抵当権抹消書類は、取引する不動産に抵当権が設定されている場合に必要です。
抵当権を設定している金融機関に準備してもらいますが、抵当権抹消書類の準備ができるまでには2週間ほど日数が必要となります。
決済日が分かった時点で、必ず金融機関に連絡しておきましょう。
買主側が用意する書類
買主が用意する書類は、主に下記のカテゴリーに分けられます。
- 買主に関する書類
- 支払いに関する書類
売主と比べて用意する書類は少なくなり、実際に用意する書類は以下のものです。
買主の必要書類
- 金融機関への届印
- 預金通帳(ない場合はキャッシュカード)
- 顔写真付きの身分証
- 現金(必要な場合のみ)
- 実印(必要な場合のみ)
- 住民票(必要な場合のみ)
- 印鑑証明書(必要な場合のみ)
決済当日に入金される住宅ローンの金額よりも、売主や各業者に支払う金額の方が多い場合は、事前に口座に入金しておくか、現金で決済当日に持ってくる必要があります。
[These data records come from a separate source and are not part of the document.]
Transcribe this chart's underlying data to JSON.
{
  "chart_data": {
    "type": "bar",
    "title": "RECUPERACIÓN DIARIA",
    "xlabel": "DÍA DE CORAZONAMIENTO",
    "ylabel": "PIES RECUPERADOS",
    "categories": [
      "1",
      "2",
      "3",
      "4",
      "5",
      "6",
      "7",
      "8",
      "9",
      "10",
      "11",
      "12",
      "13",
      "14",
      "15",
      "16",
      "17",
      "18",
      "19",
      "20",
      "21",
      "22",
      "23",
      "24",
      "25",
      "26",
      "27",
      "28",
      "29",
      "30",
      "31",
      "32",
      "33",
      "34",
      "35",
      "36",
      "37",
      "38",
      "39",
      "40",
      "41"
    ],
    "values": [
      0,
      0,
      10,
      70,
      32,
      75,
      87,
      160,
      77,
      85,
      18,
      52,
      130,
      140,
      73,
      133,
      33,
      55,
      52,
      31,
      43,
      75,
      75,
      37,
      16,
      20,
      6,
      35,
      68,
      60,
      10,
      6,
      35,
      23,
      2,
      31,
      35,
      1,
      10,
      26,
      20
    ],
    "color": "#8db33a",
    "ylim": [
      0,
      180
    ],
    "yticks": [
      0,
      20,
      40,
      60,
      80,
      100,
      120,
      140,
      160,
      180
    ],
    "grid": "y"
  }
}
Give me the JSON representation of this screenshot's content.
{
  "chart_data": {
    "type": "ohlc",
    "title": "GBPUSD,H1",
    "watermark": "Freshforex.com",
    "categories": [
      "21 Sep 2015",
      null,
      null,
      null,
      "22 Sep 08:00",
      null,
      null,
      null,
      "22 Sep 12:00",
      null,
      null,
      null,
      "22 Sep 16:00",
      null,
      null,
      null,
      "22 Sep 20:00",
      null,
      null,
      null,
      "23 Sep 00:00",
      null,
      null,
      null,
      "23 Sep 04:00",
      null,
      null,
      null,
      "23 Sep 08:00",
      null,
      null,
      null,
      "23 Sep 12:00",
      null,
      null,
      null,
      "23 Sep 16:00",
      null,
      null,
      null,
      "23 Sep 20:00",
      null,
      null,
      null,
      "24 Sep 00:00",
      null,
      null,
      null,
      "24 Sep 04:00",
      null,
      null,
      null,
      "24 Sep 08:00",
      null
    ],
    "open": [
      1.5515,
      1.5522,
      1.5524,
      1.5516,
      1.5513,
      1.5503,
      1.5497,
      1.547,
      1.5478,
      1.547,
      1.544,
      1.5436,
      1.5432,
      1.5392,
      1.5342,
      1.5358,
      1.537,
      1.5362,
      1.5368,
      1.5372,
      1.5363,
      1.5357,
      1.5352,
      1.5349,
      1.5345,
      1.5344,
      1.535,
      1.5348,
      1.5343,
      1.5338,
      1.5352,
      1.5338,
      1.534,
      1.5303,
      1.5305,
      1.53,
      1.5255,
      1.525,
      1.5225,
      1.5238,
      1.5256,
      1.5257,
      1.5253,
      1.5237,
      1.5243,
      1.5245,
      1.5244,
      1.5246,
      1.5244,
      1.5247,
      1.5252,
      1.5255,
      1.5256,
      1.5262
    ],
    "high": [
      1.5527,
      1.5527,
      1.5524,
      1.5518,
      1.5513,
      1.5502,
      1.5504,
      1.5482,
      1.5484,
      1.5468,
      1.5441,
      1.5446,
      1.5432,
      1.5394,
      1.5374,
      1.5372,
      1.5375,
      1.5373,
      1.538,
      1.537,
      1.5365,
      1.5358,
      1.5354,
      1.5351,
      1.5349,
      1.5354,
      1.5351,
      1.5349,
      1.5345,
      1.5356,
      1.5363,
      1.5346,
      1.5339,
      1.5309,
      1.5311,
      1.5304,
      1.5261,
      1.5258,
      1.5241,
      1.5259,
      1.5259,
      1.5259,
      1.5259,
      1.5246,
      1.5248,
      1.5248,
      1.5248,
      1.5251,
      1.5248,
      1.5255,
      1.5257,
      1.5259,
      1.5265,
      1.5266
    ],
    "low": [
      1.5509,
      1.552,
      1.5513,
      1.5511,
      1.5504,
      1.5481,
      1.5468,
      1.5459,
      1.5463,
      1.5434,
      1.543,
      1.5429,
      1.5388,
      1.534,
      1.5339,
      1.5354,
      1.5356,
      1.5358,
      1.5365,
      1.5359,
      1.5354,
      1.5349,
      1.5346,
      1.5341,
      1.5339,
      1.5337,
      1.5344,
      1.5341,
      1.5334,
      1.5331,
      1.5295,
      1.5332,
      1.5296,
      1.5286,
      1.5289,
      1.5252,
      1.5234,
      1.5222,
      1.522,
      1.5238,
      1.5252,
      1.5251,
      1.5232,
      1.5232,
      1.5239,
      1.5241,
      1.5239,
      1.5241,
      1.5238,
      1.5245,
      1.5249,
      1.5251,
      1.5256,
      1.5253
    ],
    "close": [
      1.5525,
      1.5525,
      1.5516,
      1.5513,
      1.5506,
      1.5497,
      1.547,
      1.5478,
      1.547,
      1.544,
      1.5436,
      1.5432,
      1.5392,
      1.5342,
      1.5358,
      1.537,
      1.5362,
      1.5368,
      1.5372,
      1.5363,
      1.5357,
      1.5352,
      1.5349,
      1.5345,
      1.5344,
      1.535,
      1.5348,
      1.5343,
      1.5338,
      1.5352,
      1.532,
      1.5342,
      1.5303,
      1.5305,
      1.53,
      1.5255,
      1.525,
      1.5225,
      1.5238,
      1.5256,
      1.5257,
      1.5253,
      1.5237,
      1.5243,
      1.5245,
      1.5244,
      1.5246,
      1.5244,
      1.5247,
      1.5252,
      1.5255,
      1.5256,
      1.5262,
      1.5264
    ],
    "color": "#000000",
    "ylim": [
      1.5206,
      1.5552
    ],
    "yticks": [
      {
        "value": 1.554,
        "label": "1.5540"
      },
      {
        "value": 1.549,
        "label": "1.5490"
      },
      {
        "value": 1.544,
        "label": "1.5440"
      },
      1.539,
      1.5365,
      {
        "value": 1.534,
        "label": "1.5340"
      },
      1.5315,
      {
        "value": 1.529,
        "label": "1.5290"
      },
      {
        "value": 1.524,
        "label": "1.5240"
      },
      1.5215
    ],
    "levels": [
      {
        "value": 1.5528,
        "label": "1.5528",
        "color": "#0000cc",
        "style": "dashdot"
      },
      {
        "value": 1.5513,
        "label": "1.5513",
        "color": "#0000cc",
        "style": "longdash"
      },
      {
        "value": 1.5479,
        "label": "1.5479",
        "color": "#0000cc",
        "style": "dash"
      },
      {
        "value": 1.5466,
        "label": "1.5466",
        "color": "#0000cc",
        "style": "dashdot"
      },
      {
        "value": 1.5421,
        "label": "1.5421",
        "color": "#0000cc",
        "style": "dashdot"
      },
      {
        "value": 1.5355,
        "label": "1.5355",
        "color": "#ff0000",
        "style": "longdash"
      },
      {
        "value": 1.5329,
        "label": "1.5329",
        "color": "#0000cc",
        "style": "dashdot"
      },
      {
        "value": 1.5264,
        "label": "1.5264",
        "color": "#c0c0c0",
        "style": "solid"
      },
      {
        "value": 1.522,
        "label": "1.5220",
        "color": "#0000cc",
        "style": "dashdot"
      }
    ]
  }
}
住民票や印鑑証明書は登記に必要になりますが、事前に金融機関に渡していることも多く、その場合は決済当日に持ってくる必要はありません。
まとめ
決済当日の流れと必要書類について説明してきました。必要な書類に一つでも不備があると、その日のうちに決済ができなくなることもあります。
特に抵当権抹消書類などのように「準備までに時間がかかる書類」に不備があった場合は、引き渡し期日までに決済ができなくなり、契約違反になってしまう可能性も出てきます。
気持ち良く不動産取引を完了するためにも、事前にしっかりと準備をしておくようにしましょう。